The yesteryear is past and brooding upon it in any temper is merely a waste of the

present. As to the hereafter, the ultimate hereafter is decease ; to give the

nowadays to the hereafter is tantamount to giving life to decease. Finally and

evidently, since the nowadays is his exclusive surroundings, Meursault takes note of each

minute of life ; since there is no outside value system, no complex hereafter program,

to mensurate against, and as a consequence of his passion for truth and accordingly

justness, he grants every minute equal importance. One minute may be more

enjoyable than another, one drilling, one mundane, each receives? equal

clip? in his narrative of his life. Meursault has one weakness trait, a direct

and logical consequence of his unconsciousness of his ain position of life and doctrine

of life, indifference. Possibly because his manner of life and thinkin

g seem so

natural to him, he has ne’er considered their roots, has ne’er confronted the

absurdness of decease, with the attendant acknowledgment of the value of his life.

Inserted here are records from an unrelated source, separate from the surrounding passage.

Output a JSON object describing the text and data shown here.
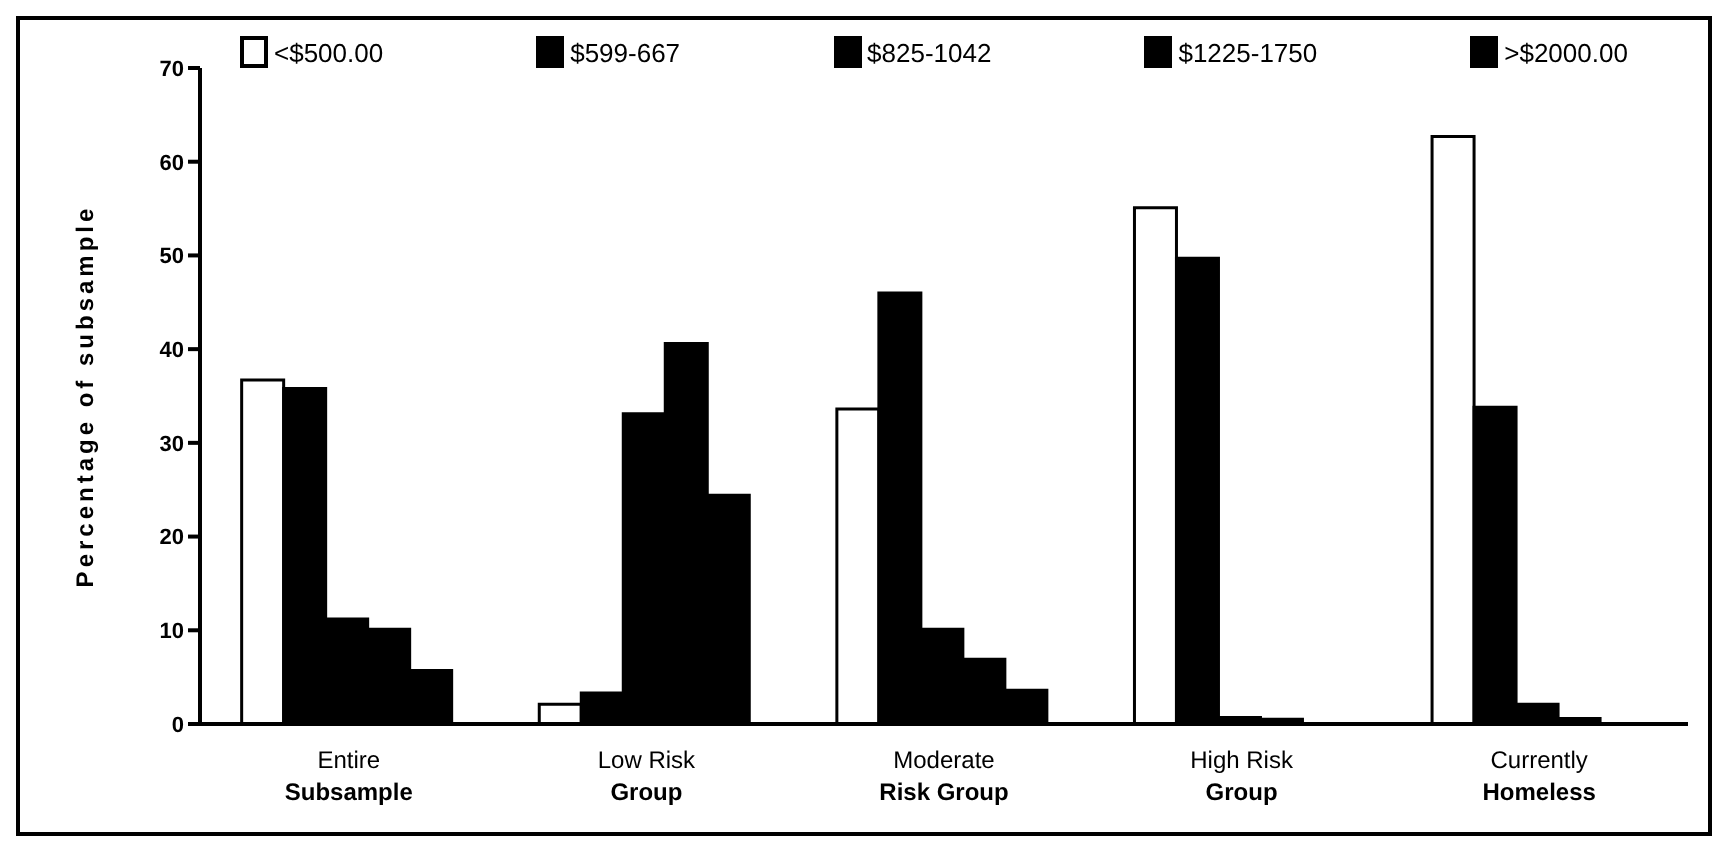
{
  "chart_data": {
    "type": "bar",
    "ylabel": "Percentage of subsample",
    "categories": [
      "Entire\nSubsample",
      "Low Risk\nGroup",
      "Moderate\nRisk Group",
      "High Risk\nGroup",
      "Currently\nHomeless"
    ],
    "series": [
      {
        "name": "<$500.00",
        "color": "#ffffff",
        "values": [
          36.7,
          2.1,
          33.6,
          55.1,
          62.7
        ]
      },
      {
        "name": "$599-667",
        "color": "#000000",
        "values": [
          35.8,
          3.3,
          46.0,
          49.7,
          33.8
        ]
      },
      {
        "name": "$825-1042",
        "color": "#000000",
        "values": [
          11.2,
          33.1,
          10.1,
          0.7,
          2.1
        ]
      },
      {
        "name": "$1225-1750",
        "color": "#000000",
        "values": [
          10.1,
          40.6,
          6.9,
          0.5,
          0.6
        ]
      },
      {
        "name": ">$2000.00",
        "color": "#000000",
        "values": [
          5.7,
          24.4,
          3.6,
          0,
          0
        ]
      }
    ],
    "ylim": [
      0,
      70
    ],
    "yticks": [
      0,
      10,
      20,
      30,
      40,
      50,
      60,
      70
    ],
    "grid": false,
    "legend": "top"
  }
}
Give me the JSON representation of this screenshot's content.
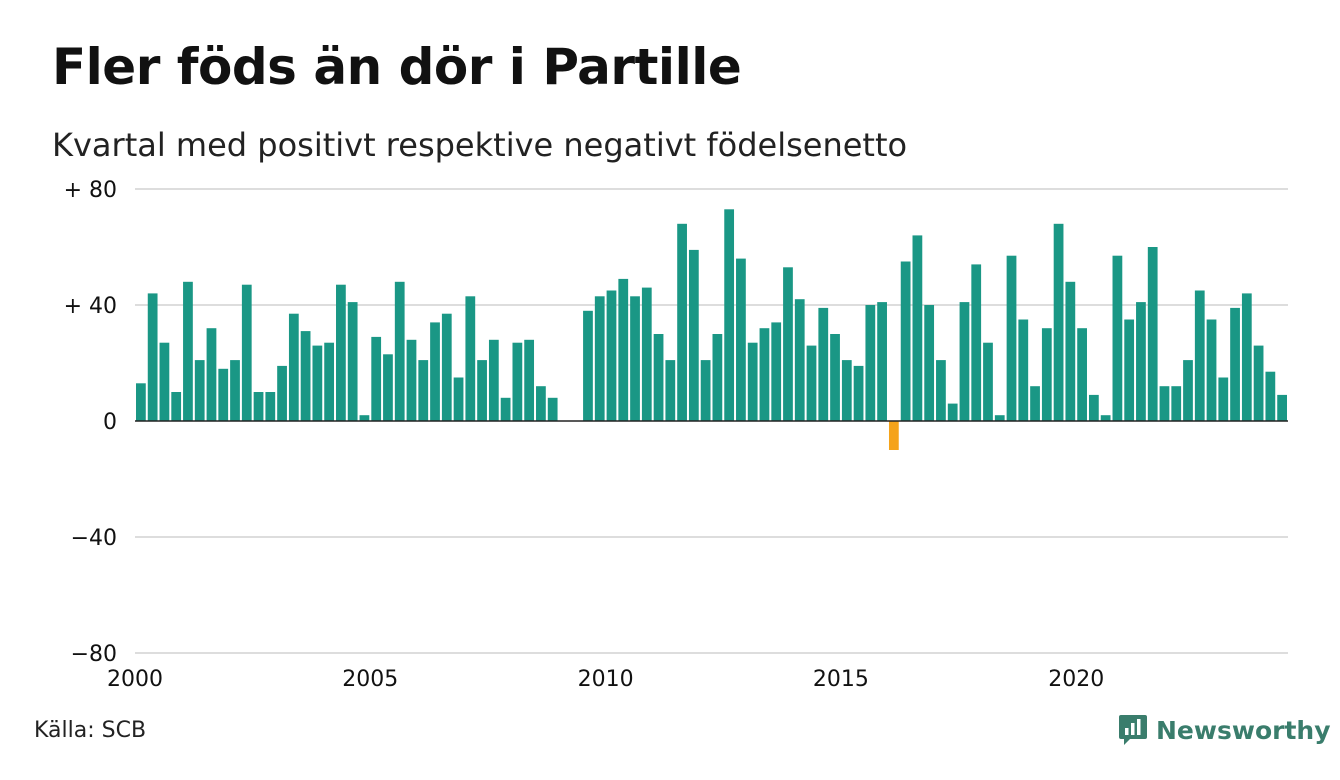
{
  "header": {
    "title": "Fler föds än dör i Partille",
    "subtitle": "Kvartal med positivt respektive negativt födelsenetto"
  },
  "footer": {
    "source": "Källa: SCB",
    "brand": "Newsworthy"
  },
  "colors": {
    "positive": "#1a9785",
    "negative": "#f5a31a",
    "grid": "#dddddd",
    "brand": "#3a7d6c"
  },
  "chart_data": {
    "type": "bar",
    "x_start": 2000.0,
    "x_step": 0.25,
    "xlim": [
      2000,
      2024.5
    ],
    "ylim": [
      -80,
      80
    ],
    "y_ticks": [
      80,
      40,
      0,
      -40,
      -80
    ],
    "y_tick_labels": [
      "+ 80",
      "+ 40",
      "0",
      "−40",
      "−80"
    ],
    "x_ticks": [
      2000,
      2005,
      2010,
      2015,
      2020
    ],
    "x_tick_labels": [
      "2000",
      "2005",
      "2010",
      "2015",
      "2020"
    ],
    "grid": true,
    "values": [
      13,
      44,
      27,
      10,
      48,
      21,
      32,
      18,
      21,
      47,
      10,
      10,
      19,
      37,
      31,
      26,
      27,
      47,
      41,
      2,
      29,
      23,
      48,
      28,
      21,
      34,
      37,
      15,
      43,
      21,
      28,
      8,
      27,
      28,
      12,
      8,
      0,
      0,
      38,
      43,
      45,
      49,
      43,
      46,
      30,
      21,
      68,
      59,
      21,
      30,
      73,
      56,
      27,
      32,
      34,
      53,
      42,
      26,
      39,
      30,
      21,
      19,
      40,
      41,
      -10,
      55,
      64,
      40,
      21,
      6,
      41,
      54,
      27,
      2,
      57,
      35,
      12,
      32,
      68,
      48,
      32,
      9,
      2,
      57,
      35,
      41,
      60,
      12,
      12,
      21,
      45,
      35,
      15,
      39,
      44,
      26,
      17,
      9
    ]
  }
}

Out of indifference he fails to inquiry and thereby mistake out of indifference he

links forces with force and decease, instead than with love and life. As a

consequence of indifference, he kills a adult male. Meursault kills a adult male and is brought to

test. But in truth he is non tried for slaying, nor for his mistake, he is tested

for his virtuousness. Here Camus shows how many work forces fear the absurd, decline? non to

accept it? to face it at all. Alternatively they make via medias with it,

grant it importance and supernatural significance, and live for it. The consequence is

lives built on fake, lip service, paper staging. The natural adult male, the adult male of

truth and world, can merely endanger their authorization, the really delicate web of

their lives, that is, his really being may coerce them to see through

themselves. It is for this that they condemn Meursault to decease. Faced with the

closure by compartment, Meursault is forced to face decease, his ain decease. Through the

horror and despair, he discovers absurdness, the inevitableness and unfairness

of decease, the nonsense of it, the humbleness. All this has been

implicit in Meursault. Now it is witting. Now Meursault is on the brink of

true freedom. The invasion into his cell of the prison chaplain precipitates

Meursault? s accomplishment of entire freedom. By the clip the chaplain enters,

Meursault has confronted decease, and is cognizant of its cosmopolitan inevitableness and

of its nonsense. In the face of the chaplain? s ceaseless effort to

push on Meursault, his God, his guilt, his lip service, Meursault eventually rebellions

? against the chaplain, against lip service, against decease. In an blink of an eye,

? all ideas that had been simmering in my encephalon? explode into

consciousness and Meursault is eventually cognizant. At last to the full witting of

himself, of decease, and of his life, Meursault can mensurate to the full the values

nowadays at every minute of life. Time, ever the present to him, now in

consciousness becomes a marvelous nowadays, rich in beauty, friendly relationship, and love. He

feels the? absurd? and at the same time his artlessness. Knowing now the

indifference of the existence, confronting decease full of love of life, full of the joy

of cognizing that he had been happy and is happy still. Meursault understands that

the closure by compartment provides his ultimate justification ; for in decease entirely adult male

accomplishes his human fate. If we consider The Stranger as a parable, its

lesson is apparent, Clinging passionately to life as the merely positive value

bing in a signifier we can acknowledge. Equally shortly as we rebel and protest against the

absurd, we become in full ownership of the life here and now that is ours, that

is the lone one we have. It is a? Gospel of happiness. ? For the rebellion

against the absurd so cardinal to Camus? constructs of freedom and life is no

hopeless battle, no flailing at windmills. Camus? rebellion seeks no hope, no

wages, but to turn out human luster.